Du pain frais dans une boulangerie de Beyrouth, le 1er juillet 2020. Photo AFP
Du mazout a été distribué jeudi aux boulangeries du Liban-Nord, qui avaient mis en garde en début de semaine contre un arrêt forcé de leur production de pain faute de carburant. Lors de cette distribution, le président de la municipalité Tripoli, Riad Yamak, a appelé à ce qu'une "solution définitive" soit trouvée aux pénuries dont souffre le Liban depuis des mois, sans quoi "une révolution" pourrait avoir lieu dans les quartiers de la ville la plus pauvre du bassin méditerranéen.

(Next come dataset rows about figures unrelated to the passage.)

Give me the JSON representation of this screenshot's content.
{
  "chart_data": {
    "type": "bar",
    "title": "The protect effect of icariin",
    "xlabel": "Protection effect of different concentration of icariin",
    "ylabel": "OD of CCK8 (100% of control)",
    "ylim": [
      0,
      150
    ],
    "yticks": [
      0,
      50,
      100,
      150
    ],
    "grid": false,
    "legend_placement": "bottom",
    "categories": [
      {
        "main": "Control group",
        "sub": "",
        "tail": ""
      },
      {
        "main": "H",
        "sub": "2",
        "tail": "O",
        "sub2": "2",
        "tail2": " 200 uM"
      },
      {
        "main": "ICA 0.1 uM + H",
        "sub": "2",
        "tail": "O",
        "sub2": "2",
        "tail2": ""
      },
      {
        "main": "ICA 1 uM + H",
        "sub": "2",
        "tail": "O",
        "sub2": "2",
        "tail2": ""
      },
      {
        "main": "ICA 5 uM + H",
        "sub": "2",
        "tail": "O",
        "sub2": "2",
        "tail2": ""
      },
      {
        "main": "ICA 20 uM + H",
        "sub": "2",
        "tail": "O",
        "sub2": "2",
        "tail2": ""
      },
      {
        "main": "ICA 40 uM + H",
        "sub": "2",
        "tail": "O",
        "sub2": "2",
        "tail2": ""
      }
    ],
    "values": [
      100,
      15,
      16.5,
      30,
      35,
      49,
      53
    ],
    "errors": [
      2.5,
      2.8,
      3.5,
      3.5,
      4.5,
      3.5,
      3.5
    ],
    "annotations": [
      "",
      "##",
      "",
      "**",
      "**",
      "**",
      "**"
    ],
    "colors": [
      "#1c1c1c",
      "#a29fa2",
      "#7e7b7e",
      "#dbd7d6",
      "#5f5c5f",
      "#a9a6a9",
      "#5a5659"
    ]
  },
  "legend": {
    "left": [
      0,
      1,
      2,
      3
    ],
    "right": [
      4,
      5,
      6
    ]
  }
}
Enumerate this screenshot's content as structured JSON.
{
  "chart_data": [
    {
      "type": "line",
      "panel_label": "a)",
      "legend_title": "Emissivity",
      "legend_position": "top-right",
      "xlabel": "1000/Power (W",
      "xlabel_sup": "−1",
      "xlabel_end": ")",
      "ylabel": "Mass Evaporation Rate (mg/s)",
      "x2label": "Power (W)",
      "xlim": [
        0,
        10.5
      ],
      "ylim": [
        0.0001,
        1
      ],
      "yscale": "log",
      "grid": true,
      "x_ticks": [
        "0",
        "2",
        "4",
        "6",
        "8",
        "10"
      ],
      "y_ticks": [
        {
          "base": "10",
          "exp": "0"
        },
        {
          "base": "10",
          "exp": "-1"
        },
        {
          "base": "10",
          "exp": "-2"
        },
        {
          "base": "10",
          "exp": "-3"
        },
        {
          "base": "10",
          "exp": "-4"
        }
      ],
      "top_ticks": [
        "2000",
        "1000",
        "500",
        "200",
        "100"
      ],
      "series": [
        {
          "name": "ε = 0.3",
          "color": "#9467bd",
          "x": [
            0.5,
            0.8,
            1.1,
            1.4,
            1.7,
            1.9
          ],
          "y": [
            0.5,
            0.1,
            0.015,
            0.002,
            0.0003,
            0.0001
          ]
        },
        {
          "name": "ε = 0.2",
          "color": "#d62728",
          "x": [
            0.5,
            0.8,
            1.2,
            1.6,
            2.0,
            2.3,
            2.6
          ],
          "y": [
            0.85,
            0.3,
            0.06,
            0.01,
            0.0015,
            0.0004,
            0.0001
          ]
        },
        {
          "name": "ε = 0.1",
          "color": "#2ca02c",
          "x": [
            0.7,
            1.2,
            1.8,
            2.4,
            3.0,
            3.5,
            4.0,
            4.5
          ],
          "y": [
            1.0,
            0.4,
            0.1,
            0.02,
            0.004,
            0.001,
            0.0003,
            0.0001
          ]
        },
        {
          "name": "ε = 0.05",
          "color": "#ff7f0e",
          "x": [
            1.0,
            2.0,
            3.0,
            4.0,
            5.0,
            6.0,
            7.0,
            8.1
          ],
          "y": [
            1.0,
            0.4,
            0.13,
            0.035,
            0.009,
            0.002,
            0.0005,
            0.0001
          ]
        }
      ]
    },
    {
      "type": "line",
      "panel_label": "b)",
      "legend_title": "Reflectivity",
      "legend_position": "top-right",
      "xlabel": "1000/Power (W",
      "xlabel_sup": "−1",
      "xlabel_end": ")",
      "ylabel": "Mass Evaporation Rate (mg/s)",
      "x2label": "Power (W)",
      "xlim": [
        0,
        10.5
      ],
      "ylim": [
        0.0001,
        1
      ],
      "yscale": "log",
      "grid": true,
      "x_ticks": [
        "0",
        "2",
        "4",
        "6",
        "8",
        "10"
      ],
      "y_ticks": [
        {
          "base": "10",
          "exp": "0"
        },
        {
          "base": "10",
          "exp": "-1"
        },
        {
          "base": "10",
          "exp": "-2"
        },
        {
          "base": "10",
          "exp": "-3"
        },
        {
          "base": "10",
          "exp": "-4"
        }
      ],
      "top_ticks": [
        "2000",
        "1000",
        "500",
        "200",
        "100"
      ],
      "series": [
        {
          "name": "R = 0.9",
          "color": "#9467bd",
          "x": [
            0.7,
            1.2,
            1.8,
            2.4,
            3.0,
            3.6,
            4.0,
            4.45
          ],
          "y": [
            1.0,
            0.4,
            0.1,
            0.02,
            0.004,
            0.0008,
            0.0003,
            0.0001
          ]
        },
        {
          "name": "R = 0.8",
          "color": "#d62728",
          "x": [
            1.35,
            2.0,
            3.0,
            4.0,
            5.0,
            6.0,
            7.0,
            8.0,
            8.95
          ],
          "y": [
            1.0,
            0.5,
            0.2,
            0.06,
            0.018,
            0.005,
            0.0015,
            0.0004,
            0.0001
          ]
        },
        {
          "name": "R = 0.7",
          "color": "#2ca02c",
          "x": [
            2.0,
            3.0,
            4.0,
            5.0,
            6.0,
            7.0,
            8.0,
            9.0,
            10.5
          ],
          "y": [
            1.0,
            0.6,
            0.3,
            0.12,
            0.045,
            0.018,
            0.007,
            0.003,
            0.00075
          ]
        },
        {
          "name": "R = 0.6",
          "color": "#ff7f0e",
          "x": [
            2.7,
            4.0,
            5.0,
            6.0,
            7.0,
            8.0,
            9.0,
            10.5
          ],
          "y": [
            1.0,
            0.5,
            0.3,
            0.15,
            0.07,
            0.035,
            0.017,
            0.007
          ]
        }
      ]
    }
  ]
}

Selon des informations de notre correspondant Michel Hallak, le mazout a été distribué aux boulangeries de Tripoli conformément aux listes établies par le ministère de l'Economie. Lors de cette distribution, M. Yamak a insisté sur l'importance que ce produit soit livré de manière "juste et transparente" et de trouver une "solution définitive" à cette crise qui touche particulièrement Tripoli et le Nord, des "régions populaires, pauvres et surpeuplées dans lesquelles une crise du pain pourrait provoquer une révolution".

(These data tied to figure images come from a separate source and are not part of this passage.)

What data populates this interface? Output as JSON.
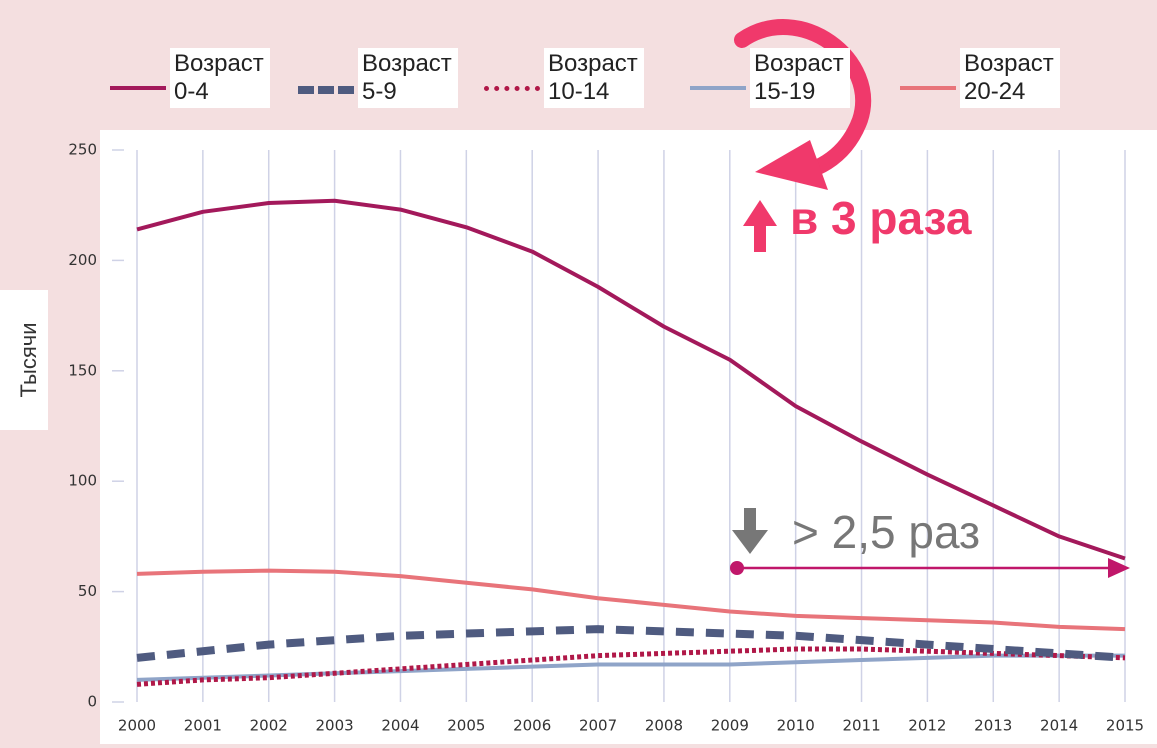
{
  "chart_data": {
    "type": "line",
    "y_label": "Тысячи",
    "x": [
      2000,
      2001,
      2002,
      2003,
      2004,
      2005,
      2006,
      2007,
      2008,
      2009,
      2010,
      2011,
      2012,
      2013,
      2014,
      2015
    ],
    "xlim": [
      2000,
      2015
    ],
    "xticks": [
      2000,
      2001,
      2002,
      2003,
      2004,
      2005,
      2006,
      2007,
      2008,
      2009,
      2010,
      2011,
      2012,
      2013,
      2014,
      2015
    ],
    "ylim": [
      0,
      250
    ],
    "yticks": [
      0,
      50,
      100,
      150,
      200,
      250
    ],
    "grid": true,
    "annotations": [
      "в 3 раза",
      "> 2,5 раз"
    ],
    "series": [
      {
        "name": "Возраст 0-4",
        "color": "#a3195b",
        "style": "solid",
        "values": [
          214,
          222,
          226,
          227,
          223,
          215,
          204,
          188,
          170,
          155,
          134,
          118,
          103,
          89,
          75,
          65
        ]
      },
      {
        "name": "Возраст 5-9",
        "color": "#4f5b80",
        "style": "dashed",
        "values": [
          20,
          23,
          26,
          28,
          30,
          31,
          32,
          33,
          32,
          31,
          30,
          28,
          26,
          24,
          22,
          20
        ]
      },
      {
        "name": "Возраст 10-14",
        "color": "#b01848",
        "style": "dotted",
        "values": [
          8,
          10,
          11,
          13,
          15,
          17,
          19,
          21,
          22,
          23,
          24,
          24,
          23,
          22,
          21,
          20
        ]
      },
      {
        "name": "Возраст 15-19",
        "color": "#8fa4c8",
        "style": "solid",
        "values": [
          10,
          11,
          12,
          13,
          14,
          15,
          16,
          17,
          17,
          17,
          18,
          19,
          20,
          21,
          21,
          21
        ]
      },
      {
        "name": "Возраст 20-24",
        "color": "#e8747a",
        "style": "solid",
        "values": [
          58,
          59,
          59.5,
          59,
          57,
          54,
          51,
          47,
          44,
          41,
          39,
          38,
          37,
          36,
          34,
          33
        ]
      }
    ]
  }
}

De son côté, le président du syndicat des boulangers du Liban-Nord, Tarek el-Mir, a annoncé que la production du pain avait repris depuis hier, mercredi, à la suite de la distribution de mazout dans le Akkar. "Nous réclamons que le mazout continue à nous être livré de manière régulière afin que nous puissions travailler normalement", a-t-il ajouté.

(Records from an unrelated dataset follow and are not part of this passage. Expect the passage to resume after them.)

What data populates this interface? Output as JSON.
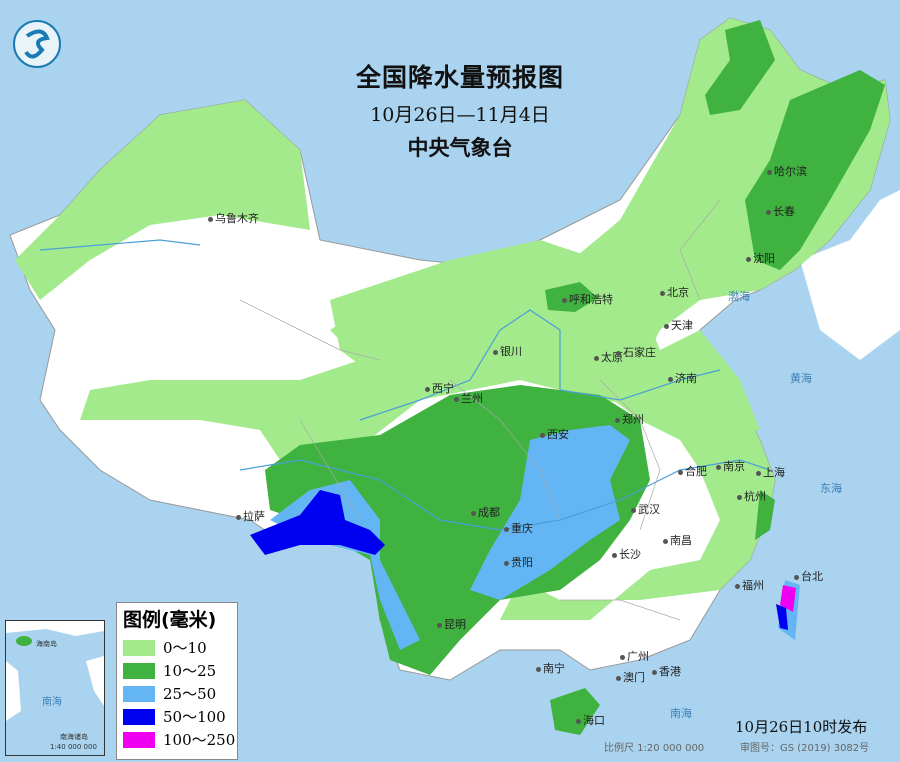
{
  "map": {
    "title": "全国降水量预报图",
    "period": "10月26日—11月4日",
    "agency": "中央气象台",
    "issued": "10月26日10时发布",
    "scale": "比例尺 1:20 000 000",
    "review_number": "审图号：GS (2019) 3082号"
  },
  "legend": {
    "title": "图例(毫米)",
    "items": [
      {
        "label": "0～10",
        "color": "#a3ea8c"
      },
      {
        "label": "10～25",
        "color": "#3fb23f"
      },
      {
        "label": "25～50",
        "color": "#63b6f3"
      },
      {
        "label": "50～100",
        "color": "#0000f0"
      },
      {
        "label": "100～250",
        "color": "#f000f0"
      }
    ]
  },
  "inset": {
    "sea": "南海",
    "island": "海南岛",
    "islands_south": "南海诸岛",
    "scale": "1:40 000 000"
  },
  "cities": [
    "乌鲁木齐",
    "哈尔滨",
    "长春",
    "沈阳",
    "呼和浩特",
    "北京",
    "天津",
    "银川",
    "太原",
    "石家庄",
    "西宁",
    "兰州",
    "济南",
    "西安",
    "郑州",
    "合肥",
    "南京",
    "上海",
    "拉萨",
    "成都",
    "重庆",
    "武汉",
    "杭州",
    "南昌",
    "长沙",
    "贵阳",
    "福州",
    "台北",
    "昆明",
    "南宁",
    "广州",
    "香港",
    "澳门",
    "海口"
  ],
  "seas": [
    "渤海",
    "黄海",
    "东海",
    "南海"
  ]
}
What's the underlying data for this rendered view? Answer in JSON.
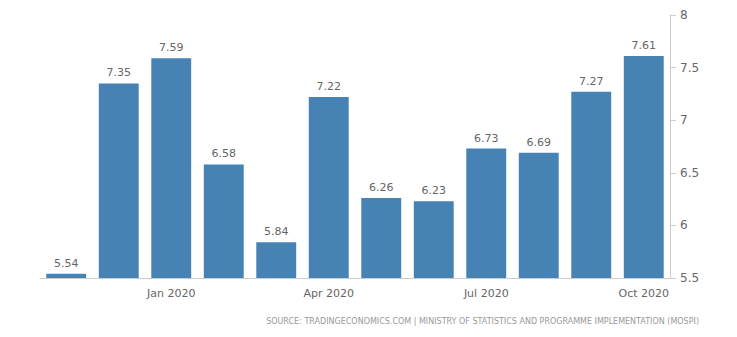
{
  "chart_data": {
    "type": "bar",
    "categories": [
      null,
      null,
      "Jan 2020",
      null,
      null,
      "Apr 2020",
      null,
      null,
      "Jul 2020",
      null,
      null,
      "Oct 2020"
    ],
    "values": [
      5.54,
      7.35,
      7.59,
      6.58,
      5.84,
      7.22,
      6.26,
      6.23,
      6.73,
      6.69,
      7.27,
      7.61
    ],
    "color": "#4682b4",
    "ylim": [
      5.5,
      8
    ],
    "yticks": [
      5.5,
      6,
      6.5,
      7,
      7.5,
      8
    ],
    "grid": false,
    "data_labels": true,
    "source": "SOURCE: TRADINGECONOMICS.COM | MINISTRY OF STATISTICS AND PROGRAMME IMPLEMENTATION (MOSPI)"
  }
}
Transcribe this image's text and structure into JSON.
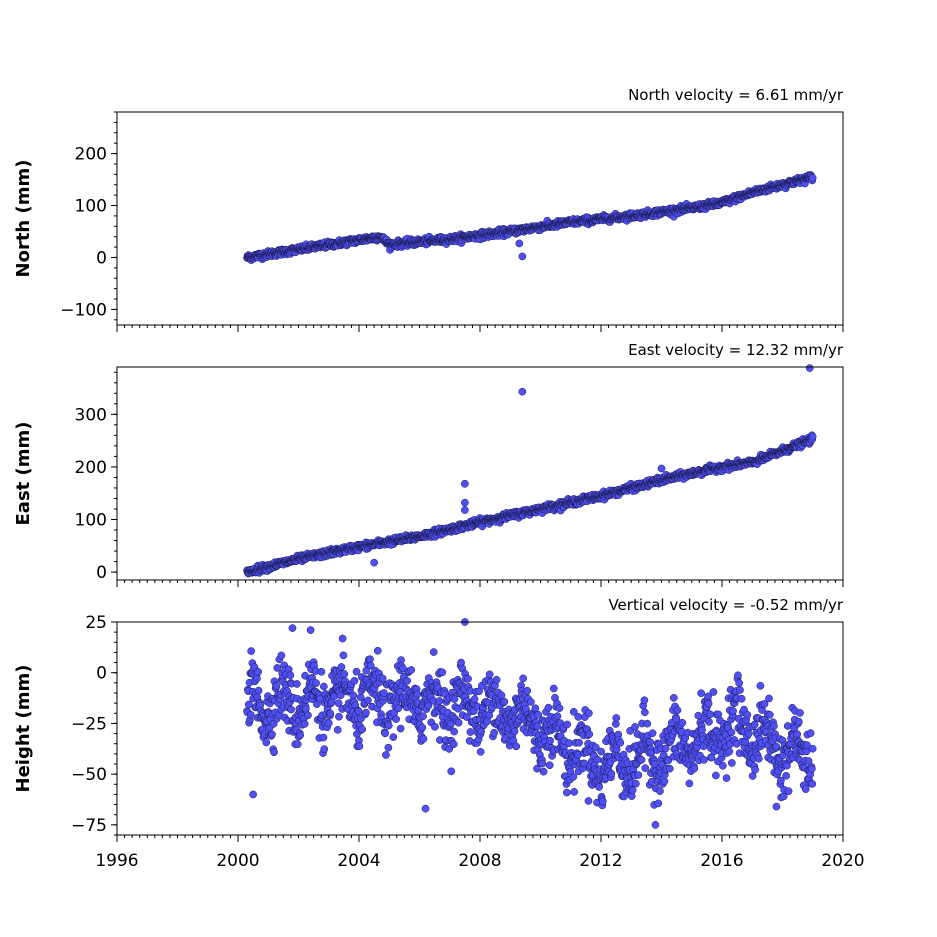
{
  "colors": {
    "marker_fill": "#4f4ff5",
    "marker_edge": "#1a1a4a",
    "axis": "#000000"
  },
  "chart_data": [
    {
      "type": "scatter",
      "title": "North velocity = 6.61 mm/yr",
      "ylabel": "North (mm)",
      "xlim": [
        1996,
        2020
      ],
      "ylim": [
        -130,
        280
      ],
      "yticks": [
        -100,
        0,
        100,
        200
      ],
      "ytick_labels": [
        "−100",
        "0",
        "100",
        "200"
      ],
      "trend": {
        "start_year": 2000.3,
        "end_year": 2019.0,
        "velocity_mm_per_yr": 6.61
      },
      "profile": [
        [
          2000.3,
          0
        ],
        [
          2004.7,
          40
        ],
        [
          2005.0,
          25
        ],
        [
          2007.0,
          35
        ],
        [
          2009.0,
          50
        ],
        [
          2011.0,
          68
        ],
        [
          2013.0,
          80
        ],
        [
          2015.0,
          95
        ],
        [
          2016.0,
          105
        ],
        [
          2017.0,
          125
        ],
        [
          2019.0,
          155
        ]
      ],
      "outliers": [
        [
          2009.4,
          2
        ],
        [
          2009.3,
          27
        ]
      ],
      "noise_mm": 3
    },
    {
      "type": "scatter",
      "title": "East velocity = 12.32 mm/yr",
      "ylabel": "East (mm)",
      "xlim": [
        1996,
        2020
      ],
      "ylim": [
        -15,
        390
      ],
      "yticks": [
        0,
        100,
        200,
        300
      ],
      "ytick_labels": [
        "0",
        "100",
        "200",
        "300"
      ],
      "trend": {
        "start_year": 2000.3,
        "end_year": 2019.0,
        "velocity_mm_per_yr": 12.32
      },
      "profile": [
        [
          2000.3,
          0
        ],
        [
          2002.0,
          25
        ],
        [
          2004.0,
          48
        ],
        [
          2006.0,
          68
        ],
        [
          2008.0,
          95
        ],
        [
          2010.0,
          120
        ],
        [
          2012.0,
          145
        ],
        [
          2014.0,
          175
        ],
        [
          2016.0,
          200
        ],
        [
          2017.0,
          208
        ],
        [
          2019.0,
          253
        ]
      ],
      "outliers": [
        [
          2009.4,
          343
        ],
        [
          2007.5,
          168
        ],
        [
          2007.5,
          132
        ],
        [
          2007.5,
          118
        ],
        [
          2004.5,
          18
        ],
        [
          2018.9,
          388
        ],
        [
          2014.0,
          197
        ]
      ],
      "noise_mm": 3
    },
    {
      "type": "scatter",
      "title": "Vertical velocity = -0.52 mm/yr",
      "ylabel": "Height (mm)",
      "xlim": [
        1996,
        2020
      ],
      "ylim": [
        -80,
        25
      ],
      "yticks": [
        -75,
        -50,
        -25,
        0,
        25
      ],
      "ytick_labels": [
        "−75",
        "−50",
        "−25",
        "0",
        "25"
      ],
      "trend": {
        "start_year": 2000.3,
        "end_year": 2019.0,
        "velocity_mm_per_yr": -0.52
      },
      "profile": [
        [
          2000.3,
          -15
        ],
        [
          2003.0,
          -14
        ],
        [
          2006.0,
          -14
        ],
        [
          2008.0,
          -17
        ],
        [
          2009.5,
          -22
        ],
        [
          2010.5,
          -32
        ],
        [
          2012.0,
          -45
        ],
        [
          2014.0,
          -40
        ],
        [
          2016.5,
          -25
        ],
        [
          2018.0,
          -38
        ],
        [
          2019.0,
          -42
        ]
      ],
      "seasonal_amplitude_mm": 10,
      "outliers": [
        [
          2000.5,
          -60
        ],
        [
          2006.2,
          -67
        ],
        [
          2013.8,
          -75
        ],
        [
          2007.5,
          25
        ],
        [
          2001.8,
          22
        ],
        [
          2002.4,
          21
        ],
        [
          2017.8,
          -66
        ]
      ],
      "noise_mm": 8
    }
  ],
  "xaxis": {
    "ticks": [
      1996,
      2000,
      2004,
      2008,
      2012,
      2016,
      2020
    ],
    "tick_labels": [
      "1996",
      "2000",
      "2004",
      "2008",
      "2012",
      "2016",
      "2020"
    ],
    "minor_step_years": 0.25
  }
}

Mardi, le syndicaliste avait mis en garde contre une fermeture des boulangeries dans toute la région nord faute de mazout pour assurer la production du pain.
Les carburants, qui sont jusqu'à présent subventionnés à un taux de 8.000 livres libanaises pour un dollar (contre le taux officiel, mais quasiment inusité, de 1507,5 LL), sont en pénurie dans le pays, en raison de limitations des importations subventionnées par la Banque du Liban (BDL) dont les réserves en devises sont au plus bas, de la contrebande et du stockage illégal des produits. Ces subventions pourraient être totalement supprimées "dans les prochains jours", ont indiqué mardi des parties prenantes de ce secteur, ce qui ferait exploser le prix de l'essence et du mazout et, par conséquent, de nombreuses autres denrées.